NO! NO! NO! STOP IT! I have come too far to let this wreck me again!
I don’t have to tell you what a negative impact cocaine can have on your life. It’s even worse if you’re a turkey. Before I got put away, I was running with these buzzards. We had this sweet set up where we would deal coke to all the birds in the forest where we lived, then later on that night we’d rob them and sell it again. One time an eagle got wise and came to our nest the next day and messed my buddies up real good. It was a wake-up call. After that, I kept to myself, but I still kept my beak in the white. I was a mess. The thought of it gets me so down, I want to bury my face in a mountain of cocaine and just suck until it goes through face orifice I have.
Ok…whoa now, get ahold of yourself, boy….you’re going to make it through this. Try not to think about it too much…

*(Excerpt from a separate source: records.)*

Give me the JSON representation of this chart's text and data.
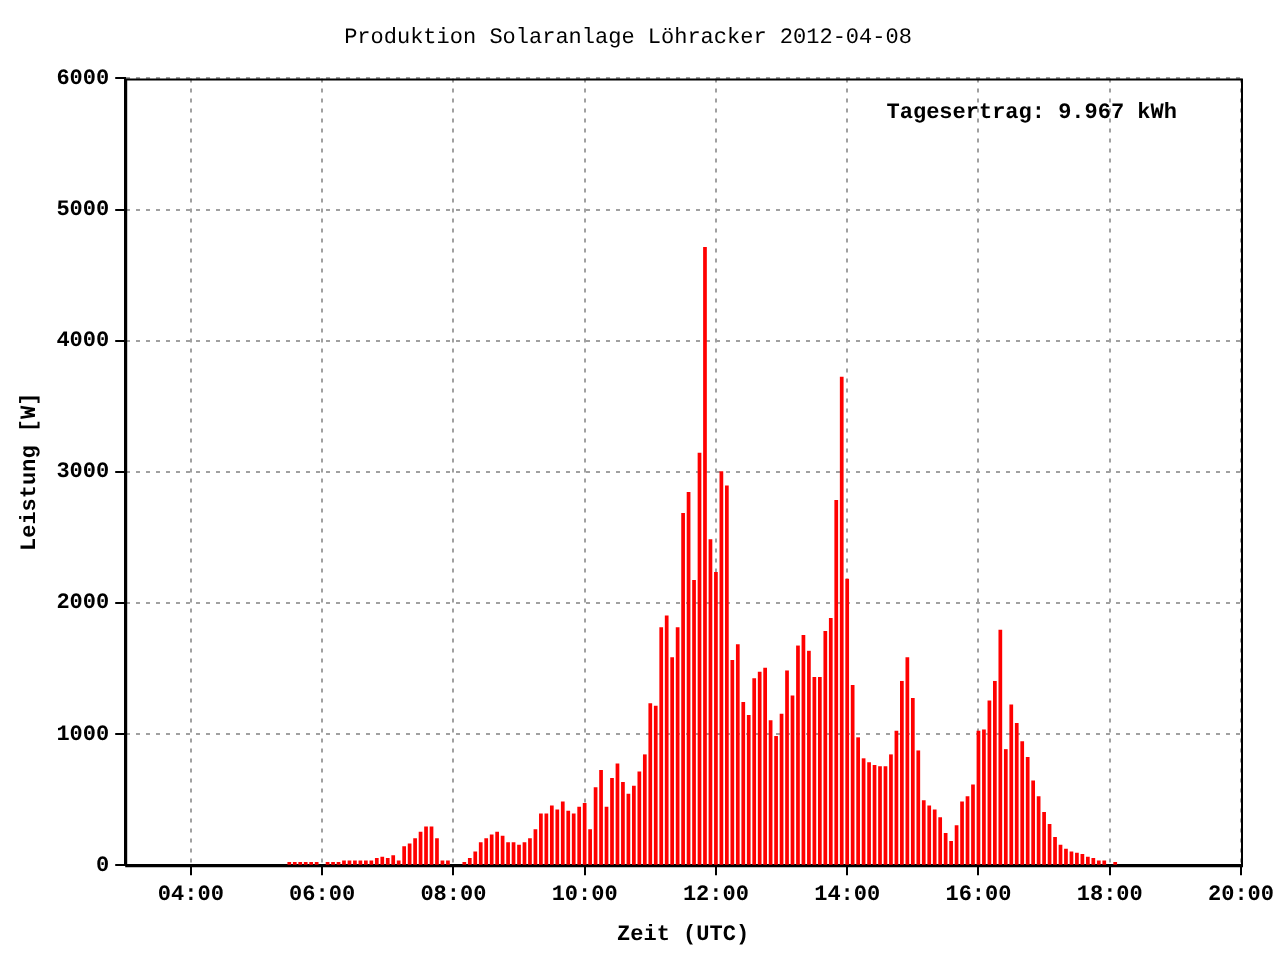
{
  "chart_data": {
    "type": "bar",
    "title": "Produktion Solaranlage Löhracker 2012-04-08",
    "xlabel": "Zeit (UTC)",
    "ylabel": "Leistung [W]",
    "annotations": [
      "Tagesertrag: 9.967 kWh"
    ],
    "x": [
      5.5,
      5.5833,
      5.6667,
      5.75,
      5.8333,
      5.9167,
      6.0833,
      6.1667,
      6.25,
      6.3333,
      6.4167,
      6.5,
      6.5833,
      6.6667,
      6.75,
      6.8333,
      6.9167,
      7.0,
      7.0833,
      7.1667,
      7.25,
      7.3333,
      7.4167,
      7.5,
      7.5833,
      7.6667,
      7.75,
      7.8333,
      7.9167,
      8.1667,
      8.25,
      8.3333,
      8.4167,
      8.5,
      8.5833,
      8.6667,
      8.75,
      8.8333,
      8.9167,
      9.0,
      9.0833,
      9.1667,
      9.25,
      9.3333,
      9.4167,
      9.5,
      9.5833,
      9.6667,
      9.75,
      9.8333,
      9.9167,
      10.0,
      10.0833,
      10.1667,
      10.25,
      10.3333,
      10.4167,
      10.5,
      10.5833,
      10.6667,
      10.75,
      10.8333,
      10.9167,
      11.0,
      11.0833,
      11.1667,
      11.25,
      11.3333,
      11.4167,
      11.5,
      11.5833,
      11.6667,
      11.75,
      11.8333,
      11.9167,
      12.0,
      12.0833,
      12.1667,
      12.25,
      12.3333,
      12.4167,
      12.5,
      12.5833,
      12.6667,
      12.75,
      12.8333,
      12.9167,
      13.0,
      13.0833,
      13.1667,
      13.25,
      13.3333,
      13.4167,
      13.5,
      13.5833,
      13.6667,
      13.75,
      13.8333,
      13.9167,
      14.0,
      14.0833,
      14.1667,
      14.25,
      14.3333,
      14.4167,
      14.5,
      14.5833,
      14.6667,
      14.75,
      14.8333,
      14.9167,
      15.0,
      15.0833,
      15.1667,
      15.25,
      15.3333,
      15.4167,
      15.5,
      15.5833,
      15.6667,
      15.75,
      15.8333,
      15.9167,
      16.0,
      16.0833,
      16.1667,
      16.25,
      16.3333,
      16.4167,
      16.5,
      16.5833,
      16.6667,
      16.75,
      16.8333,
      16.9167,
      17.0,
      17.0833,
      17.1667,
      17.25,
      17.3333,
      17.4167,
      17.5,
      17.5833,
      17.6667,
      17.75,
      17.8333,
      17.9167,
      18.0833
    ],
    "values": [
      20,
      20,
      20,
      20,
      20,
      20,
      20,
      20,
      20,
      30,
      30,
      30,
      30,
      30,
      30,
      50,
      60,
      50,
      70,
      30,
      140,
      160,
      200,
      250,
      290,
      290,
      200,
      30,
      30,
      20,
      50,
      100,
      170,
      200,
      230,
      250,
      220,
      170,
      170,
      150,
      170,
      200,
      270,
      390,
      390,
      450,
      420,
      480,
      410,
      390,
      440,
      470,
      270,
      590,
      720,
      440,
      660,
      770,
      630,
      540,
      600,
      710,
      840,
      1230,
      1210,
      1810,
      1900,
      1580,
      1810,
      2680,
      2840,
      2170,
      3140,
      4710,
      2480,
      2230,
      3000,
      2890,
      1560,
      1680,
      1240,
      1140,
      1420,
      1470,
      1500,
      1100,
      980,
      1150,
      1480,
      1290,
      1670,
      1750,
      1630,
      1430,
      1430,
      1780,
      1880,
      2780,
      3720,
      2180,
      1370,
      970,
      810,
      780,
      760,
      750,
      750,
      840,
      1020,
      1400,
      1580,
      1270,
      870,
      490,
      450,
      420,
      360,
      240,
      180,
      300,
      480,
      520,
      610,
      1020,
      1030,
      1250,
      1400,
      1790,
      880,
      1220,
      1080,
      940,
      820,
      640,
      520,
      400,
      310,
      210,
      150,
      120,
      100,
      90,
      80,
      60,
      50,
      30,
      30,
      20
    ],
    "color": "#ff0000",
    "xlim": [
      3,
      20
    ],
    "xticks": [
      {
        "value": 4,
        "label": "04:00"
      },
      {
        "value": 6,
        "label": "06:00"
      },
      {
        "value": 8,
        "label": "08:00"
      },
      {
        "value": 10,
        "label": "10:00"
      },
      {
        "value": 12,
        "label": "12:00"
      },
      {
        "value": 14,
        "label": "14:00"
      },
      {
        "value": 16,
        "label": "16:00"
      },
      {
        "value": 18,
        "label": "18:00"
      },
      {
        "value": 20,
        "label": "20:00"
      }
    ],
    "ylim": [
      0,
      6000
    ],
    "yticks": [
      0,
      1000,
      2000,
      3000,
      4000,
      5000,
      6000
    ],
    "grid": true
  }
}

I spent the next couple of years shacking up with this pigeon stripper who was really sweet. I stole from her all the time. Money, drugs, you name it. A TV. I was ridiculous. I was just a mess of a turkey, bouncing from farm to farm. One time I beat the hell out of a chicken just for looking at me funny when I asked him if I could blow him for ten bucks. After I got put in the slammer, I found out that my brother, Pablo, got stuffed and eaten for Thanksgiving. Just the thought of my kid brother chilling for eternity in some fat douche’s tummy next to some cranberry sauce made me sick to my stomach. After that, I swore I’d go straight. And I have. Now that Mr. Bush has let me off the hook, I’m free and clear to start anew. I’m going back to school to get my GED. I’m thinking about opening up a Thanksgiving themed tofurkey joint. It’s a new day for Rodney. A new day that includes limitless horizons, undiscovered potential, and….well….let’s be honest, mountains of coke that I will jump into much like Thorton Melon doing a Triple Lindy.
Happy Thanksgiving everybody, and hope you enjoy all the three F’s of the season: football, family, and fuckin’ doing lines.